16/07/11 05:43:11 INFO client.ConfiguredRMFailoverProxyProvider: Failing over to rm2

16/07/11 05:43:11 INFO mapreduce.JobSubmitter: number of splits:4

16/07/11 05:43:11 INFO mapreduce.JobSubmitter: Submitting tokens for job: job_1468229364042_0002

16/07/11 05:43:11 INFO impl.YarnClientImpl: Submitted application application_1468229364042_0002

16/07/11 05:43:11 INFO mapreduce.Job: The url to track the job: http://server1:8088/proxy/application_1468229364042_0002/

16/07/11 05:43:11 INFO tools.DistCp: DistCp job-id: job_1468229364042_0002

16/07/11 05:43:11 INFO mapreduce.Job: Running job: job_1468229364042_0002

16/07/11 05:43:25 INFO mapreduce.Job: Job job_1468229364042_0002 running in uber mode : false

16/07/11 05:43:25 INFO mapreduce.Job:  map 0% reduce 0%

16/07/11 05:43:31 INFO mapreduce.Job:  map 75% reduce 0%

16/07/11 05:43:35 INFO mapreduce.Job:  map 100% reduce 0%

16/07/11 05:43:36 INFO mapreduce.Job: Job job_1468229364042_0002 completed successfully

Run following steps on target cluster B:

[root@server1ofclusterb ~]$ hadoop fs -ls /tmp/cars_beeline;

Found 2 items

-rw-r–r–   3 s0998dnz hdfs       1701 2016-07-11 05:43 /tmp/cars_beeline/_metadata

drwxr-xr-x   – s0998dnz hdfs          0 2016-07-11 05:43 /tmp/cars_beeline/data

[root@server1ofclusterb ~]$ hive

WARNING: Use “yarn jar” to launch YARN applications.
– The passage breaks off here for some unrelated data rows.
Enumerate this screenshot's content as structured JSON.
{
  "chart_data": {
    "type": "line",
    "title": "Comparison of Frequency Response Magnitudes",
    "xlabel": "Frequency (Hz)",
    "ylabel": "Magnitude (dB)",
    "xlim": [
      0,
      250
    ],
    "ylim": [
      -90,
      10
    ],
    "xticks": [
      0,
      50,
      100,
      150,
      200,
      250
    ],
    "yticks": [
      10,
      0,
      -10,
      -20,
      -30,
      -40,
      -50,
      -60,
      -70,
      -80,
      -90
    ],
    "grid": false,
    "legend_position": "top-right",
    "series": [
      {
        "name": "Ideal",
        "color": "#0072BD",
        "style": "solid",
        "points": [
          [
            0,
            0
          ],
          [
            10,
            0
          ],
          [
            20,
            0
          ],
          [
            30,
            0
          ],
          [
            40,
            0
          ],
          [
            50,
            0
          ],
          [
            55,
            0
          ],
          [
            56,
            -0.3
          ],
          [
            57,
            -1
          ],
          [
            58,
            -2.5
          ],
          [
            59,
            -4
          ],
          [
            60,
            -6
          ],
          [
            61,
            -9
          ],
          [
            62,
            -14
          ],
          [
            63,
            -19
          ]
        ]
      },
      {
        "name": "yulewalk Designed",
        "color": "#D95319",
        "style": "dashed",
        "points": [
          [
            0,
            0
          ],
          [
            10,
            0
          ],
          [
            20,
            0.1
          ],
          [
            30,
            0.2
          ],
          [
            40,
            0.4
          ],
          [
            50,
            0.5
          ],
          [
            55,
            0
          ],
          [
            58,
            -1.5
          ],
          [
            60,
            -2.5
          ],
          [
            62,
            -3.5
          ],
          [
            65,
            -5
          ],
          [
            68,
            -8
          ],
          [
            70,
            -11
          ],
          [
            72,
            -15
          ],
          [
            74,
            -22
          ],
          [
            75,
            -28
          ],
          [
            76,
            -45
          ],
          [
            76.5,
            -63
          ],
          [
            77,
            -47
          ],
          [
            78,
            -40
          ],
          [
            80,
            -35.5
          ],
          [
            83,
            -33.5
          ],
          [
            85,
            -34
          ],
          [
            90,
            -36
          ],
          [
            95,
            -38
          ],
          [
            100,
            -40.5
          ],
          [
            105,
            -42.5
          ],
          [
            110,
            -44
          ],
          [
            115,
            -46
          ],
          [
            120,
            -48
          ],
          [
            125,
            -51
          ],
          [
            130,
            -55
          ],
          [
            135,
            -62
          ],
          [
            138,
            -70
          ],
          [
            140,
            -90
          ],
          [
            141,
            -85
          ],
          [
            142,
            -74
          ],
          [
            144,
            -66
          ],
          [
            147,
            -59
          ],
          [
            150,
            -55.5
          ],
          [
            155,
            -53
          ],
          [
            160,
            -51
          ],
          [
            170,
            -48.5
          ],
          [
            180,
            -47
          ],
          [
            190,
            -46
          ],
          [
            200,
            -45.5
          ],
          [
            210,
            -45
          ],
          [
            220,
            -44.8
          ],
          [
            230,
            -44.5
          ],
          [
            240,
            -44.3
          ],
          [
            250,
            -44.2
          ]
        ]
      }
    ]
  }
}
16/07/11 05:45:22 WARN conf.HiveConf: HiveConf of name hive.server2.enable.impersonation does not exist

16/07/11 05:45:22 WARN conf.HiveConf: HiveConf of name hive.server2.http.port does not exist

Logging initialized using configuration in file:/etc/hive/2.3.4.0-3485/0/hive-log4j.properties

hive> create database testing;

OK

Time taken: 0.342 seconds

hive> use testing;

OK

Time taken: 0.411 seconds

hive> IMPORT TABLE cars_beeline from ‘/tmp/cars_beeline’;

Copying data from hdfs://HDPCLUSTERBHA/tmp/cars_beeline/data

Copying file: hdfs://HDPCLUSTERBHA/tmp/cars_beeline/data/cars.csv

Loading data to table testing.cars_beeline

OK

Time taken: 1.196 seconds

hive> show tables;

OK

cars_beeline

Time taken: 0.246 seconds, Fetched: 1 row(s)

hive> select * from cars_beeline limit 10;

OK

Name NULL NULL NULL NULL NULL NULL NULL O

“chevrolet chevelle malibu” 18 8 307 130 3504 12 1970-01-01 A

“buick skylark 320” 15 8 350 165 3693 12 1970-01-01 A

“plymouth satellite” 18 8 318 150 3436 11 1970-01-01 A

“amc rebel sst” 16 8 304 150 3433 12 1970-01-01 A

“ford torino” 17 8 302 140 3449 11 1970-01-01 A

Time taken: 0.866 seconds, Fetched: 6 row(s)

hive>

I hope it will help you to move table from one cluster to another cluster. Please fell free to give your suggestion to improve this article.